Milei Chronicles, (7) What does La Libertad Avanza offer his Voters?

Javier Milei, The Milei Chronicles
Javier Milei, The Milei Chronicles

Milei offers blunt market-only proposals. He advocates the destruction of public health, eliminating central and public banking, in fact, if Milei has his way then everything public must go including any money to promote scientific research useful to the nation which is channeled through the “CONICET” research agency. The state must go except security and a (hands off) Ministry for Economics. Milei argues that through the elimination of state control of pretty much everything the magic hand of the free market will be given free reign.

Eliminating the central bank and the Argentine currency entirely and using the US dollar instead will be the magic (he says) to eliminate inflation too. Milei and his followers somehow fail to notice that this was not the case when Menem and Cavallo (both idols of Milei) effectively dollarised in the 1990’s. Experience shows that even a liberalised Argentine economy had higher inflation that in the US, a nation with the sole capacity to print US dollars, precisely because of the lack of real competition in Argentina. His evangelists say dollarisation will bring inflation to zero, in fact what happened in the 1990’s is that inflation stayed stubbornly high at 7% in foreign currency terms. Clearly this is not hyper-inflation (nor the current rate of 110%) but is still significantly higher than elsewhere and reduces international competitiveness. Argentina in 2000 was a very expensive place to live in and to do business.

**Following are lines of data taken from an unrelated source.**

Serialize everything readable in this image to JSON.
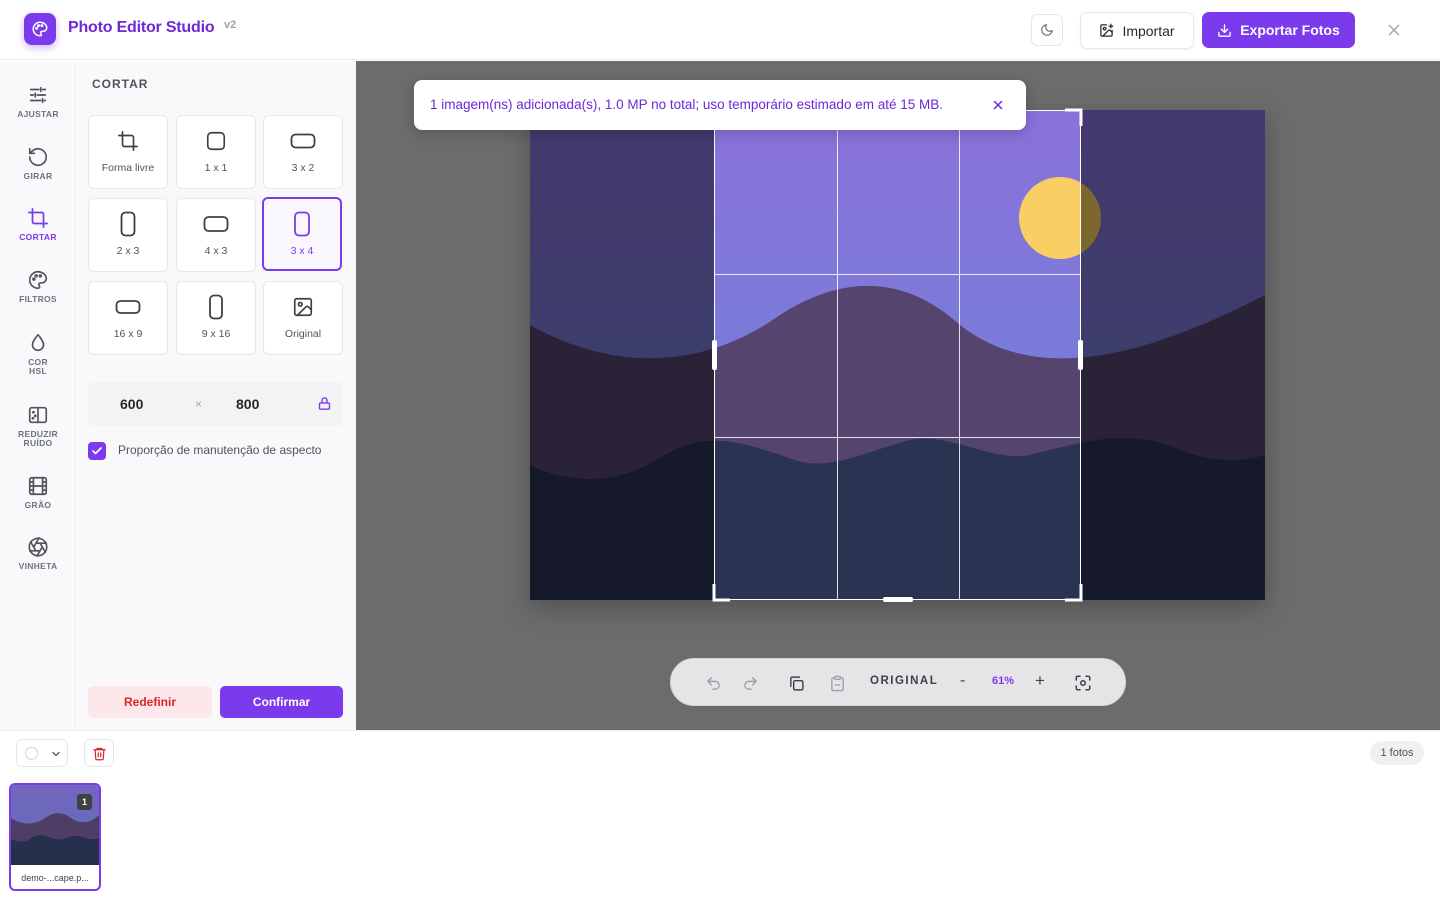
{
  "app": {
    "title": "Photo Editor Studio",
    "version": "v2"
  },
  "header": {
    "import_label": "Importar",
    "export_label": "Exportar Fotos"
  },
  "rail": [
    {
      "icon": "sliders-icon",
      "label": "AJUSTAR"
    },
    {
      "icon": "rotate-icon",
      "label": "GIRAR"
    },
    {
      "icon": "crop-icon",
      "label": "CORTAR",
      "active": true
    },
    {
      "icon": "palette-icon",
      "label": "FILTROS"
    },
    {
      "icon": "droplet-icon",
      "label": "COR HSL"
    },
    {
      "icon": "denoise-icon",
      "label": "REDUZIR RUÍDO"
    },
    {
      "icon": "film-icon",
      "label": "GRÃO"
    },
    {
      "icon": "aperture-icon",
      "label": "VINHETA"
    }
  ],
  "rail_labels": {
    "ajustar": "AJUSTAR",
    "girar": "GIRAR",
    "cortar": "CORTAR",
    "filtros": "FILTROS",
    "cor": "COR",
    "hsl": "HSL",
    "reduzir": "REDUZIR",
    "ruido": "RUÍDO",
    "grao": "GRÃO",
    "vinheta": "VINHETA"
  },
  "panel": {
    "title": "CORTAR",
    "ratios": [
      "Forma livre",
      "1 x 1",
      "3 x 2",
      "2 x 3",
      "4 x 3",
      "3 x 4",
      "16 x 9",
      "9 x 16",
      "Original"
    ],
    "selected_ratio": "3 x 4",
    "width": "600",
    "height": "800",
    "times": "×",
    "keep_aspect_label": "Proporção de manutenção de aspecto",
    "keep_aspect_checked": true,
    "reset_label": "Redefinir",
    "confirm_label": "Confirmar"
  },
  "toast": {
    "message": "1 imagem(ns) adicionada(s), 1.0 MP no total; uso temporário estimado em até 15 MB."
  },
  "zoombar": {
    "original_label": "ORIGINAL",
    "minus": "-",
    "zoom": "61%",
    "plus": "+"
  },
  "strip": {
    "count_label": "1 fotos",
    "thumbnails": [
      {
        "number": "1",
        "name": "demo-...cape.p..."
      }
    ]
  },
  "colors": {
    "accent": "#7c3aed",
    "danger": "#dc2626",
    "canvas_bg": "#6c6c6c"
  }
}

None of this should surprise anyone who has analysed other ultra-liberal candidates such as Trump, Bolsonaro, Nigel Farage etc… Milei doesn’t have a single new idea in his head, he is simply a frontispiece, a voice for a 1930’s economic dogma which favours the ultra rich who don’t want to pay for state services, but this time with a different hairstyle.

Milei’s 19th (and early 20th.) century economic dogma is that of Mises and the Austrian school of economics. In Argentina Milei and his ultra-liberals raise Juan Alberdi up on a pedestal too (as the Argentine Mises). His ideas favour the ultra-rich who do not want to pay for state services which they say they don’t use as they have the money to pay for private alternatives in health etc… Not only does Milei offer the poor nothing (except a channel for their anger at an economic system which is badly administered by both UP and PRO) but he advocates taking away their health, education and several important other services.

Milei is just a different hairdo advocating ideas that have never been implemented successfully in any country.